Ho recuperato leggermente in ritardo quello che definirei il film dell’anno, l’ultima fatica di quel geniaccio di Alex Garland, Civil War.
Un film crudo, violenti, allucinante e provocatorio, un film che non fa sconti a nessuno e dove non esistono i “buoni”. I protagonisti, un gruppo di giornalisti completamente anestetizzati rispetto dalle emozioni viaggiano attraverso un’America pericolosa, popolata da individui completamente allucinati dove si alternano cittadine tranquille sotto il controllo di cecchini posizionati sui tetti delle case e altre in pieno scacco di folli assetati di sangue. Il finale è un’autentico pugno allo stomaco.

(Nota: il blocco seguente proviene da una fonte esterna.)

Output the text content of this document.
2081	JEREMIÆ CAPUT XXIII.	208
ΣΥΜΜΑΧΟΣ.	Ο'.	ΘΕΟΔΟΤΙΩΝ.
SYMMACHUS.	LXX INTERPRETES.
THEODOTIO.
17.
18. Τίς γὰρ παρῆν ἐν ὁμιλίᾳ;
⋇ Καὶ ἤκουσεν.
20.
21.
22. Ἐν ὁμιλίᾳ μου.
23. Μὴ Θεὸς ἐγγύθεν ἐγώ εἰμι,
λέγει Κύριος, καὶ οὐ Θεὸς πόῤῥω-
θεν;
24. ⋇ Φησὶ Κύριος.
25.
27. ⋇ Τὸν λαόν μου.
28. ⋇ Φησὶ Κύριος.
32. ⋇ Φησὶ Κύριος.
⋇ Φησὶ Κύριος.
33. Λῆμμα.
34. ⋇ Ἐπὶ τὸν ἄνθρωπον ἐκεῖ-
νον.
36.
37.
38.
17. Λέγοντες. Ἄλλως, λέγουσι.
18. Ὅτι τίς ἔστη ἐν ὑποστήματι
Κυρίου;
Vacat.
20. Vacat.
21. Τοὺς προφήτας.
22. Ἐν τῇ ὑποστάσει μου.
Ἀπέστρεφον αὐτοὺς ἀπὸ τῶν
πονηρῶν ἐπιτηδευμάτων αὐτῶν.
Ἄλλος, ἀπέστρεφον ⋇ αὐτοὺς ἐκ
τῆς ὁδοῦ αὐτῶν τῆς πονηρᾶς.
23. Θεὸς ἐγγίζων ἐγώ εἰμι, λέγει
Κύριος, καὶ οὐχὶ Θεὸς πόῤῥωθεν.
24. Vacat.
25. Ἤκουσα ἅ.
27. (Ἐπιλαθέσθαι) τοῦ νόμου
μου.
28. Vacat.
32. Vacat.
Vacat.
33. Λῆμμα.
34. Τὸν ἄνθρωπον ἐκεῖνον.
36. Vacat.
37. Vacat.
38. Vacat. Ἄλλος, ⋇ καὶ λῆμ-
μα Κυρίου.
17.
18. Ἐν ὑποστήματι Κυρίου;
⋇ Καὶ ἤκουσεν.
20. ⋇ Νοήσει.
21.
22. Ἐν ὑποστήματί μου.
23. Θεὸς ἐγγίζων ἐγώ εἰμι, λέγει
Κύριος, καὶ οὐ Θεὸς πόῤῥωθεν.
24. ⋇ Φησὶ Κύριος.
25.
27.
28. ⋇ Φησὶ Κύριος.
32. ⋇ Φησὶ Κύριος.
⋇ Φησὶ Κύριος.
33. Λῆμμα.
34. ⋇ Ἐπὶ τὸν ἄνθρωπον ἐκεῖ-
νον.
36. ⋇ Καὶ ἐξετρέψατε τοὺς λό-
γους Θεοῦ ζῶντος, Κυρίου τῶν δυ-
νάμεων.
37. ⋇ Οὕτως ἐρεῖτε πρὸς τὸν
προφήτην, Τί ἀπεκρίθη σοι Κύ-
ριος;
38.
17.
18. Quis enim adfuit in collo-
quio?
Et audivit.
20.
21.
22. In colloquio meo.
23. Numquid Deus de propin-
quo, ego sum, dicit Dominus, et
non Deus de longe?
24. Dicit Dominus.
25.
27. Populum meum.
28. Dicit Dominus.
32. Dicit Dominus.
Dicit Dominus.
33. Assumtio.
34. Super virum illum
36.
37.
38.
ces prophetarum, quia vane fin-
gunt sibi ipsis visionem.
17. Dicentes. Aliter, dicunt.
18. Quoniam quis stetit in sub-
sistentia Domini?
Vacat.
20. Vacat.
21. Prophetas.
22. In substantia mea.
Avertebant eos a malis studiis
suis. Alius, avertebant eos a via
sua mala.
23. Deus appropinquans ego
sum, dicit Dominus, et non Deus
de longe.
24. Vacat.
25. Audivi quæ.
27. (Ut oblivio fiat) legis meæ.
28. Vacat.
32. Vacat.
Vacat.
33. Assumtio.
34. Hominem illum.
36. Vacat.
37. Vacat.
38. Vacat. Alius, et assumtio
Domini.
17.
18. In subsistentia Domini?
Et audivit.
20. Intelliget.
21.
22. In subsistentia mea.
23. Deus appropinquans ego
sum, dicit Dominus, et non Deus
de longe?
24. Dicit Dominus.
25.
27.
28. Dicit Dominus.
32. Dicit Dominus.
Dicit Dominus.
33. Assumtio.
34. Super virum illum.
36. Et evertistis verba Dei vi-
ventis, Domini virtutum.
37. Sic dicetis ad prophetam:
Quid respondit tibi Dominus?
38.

In una New York a corto di acqua e dove la guerra è arrivata in forma di terrorismo, con attentati kamikaze, il giornalista Joel e la fotografa Lee hanno deciso che è rimasta una sola storia da raccontare: intervistare il Presidente degli Stati Uniti, da tempo trinceratosi a Washington mentre dilaga una feroce Guerra Civile. Partono così per un viaggio verso la capitale, cui si aggregano l’anziano e claudicante giornalista Sammy e la giovane fotografa Jessie, che vede in Lee un modello da seguire. Contro quel che resta del governo si muovono le truppe congiunte Occidentali di Texas e California, ma la regione che i giornalisti attraverseranno nel loro viaggio non è fatta di battaglie campali tra schieramenti ed è invece preda di un caos di microconflitti e atrocità.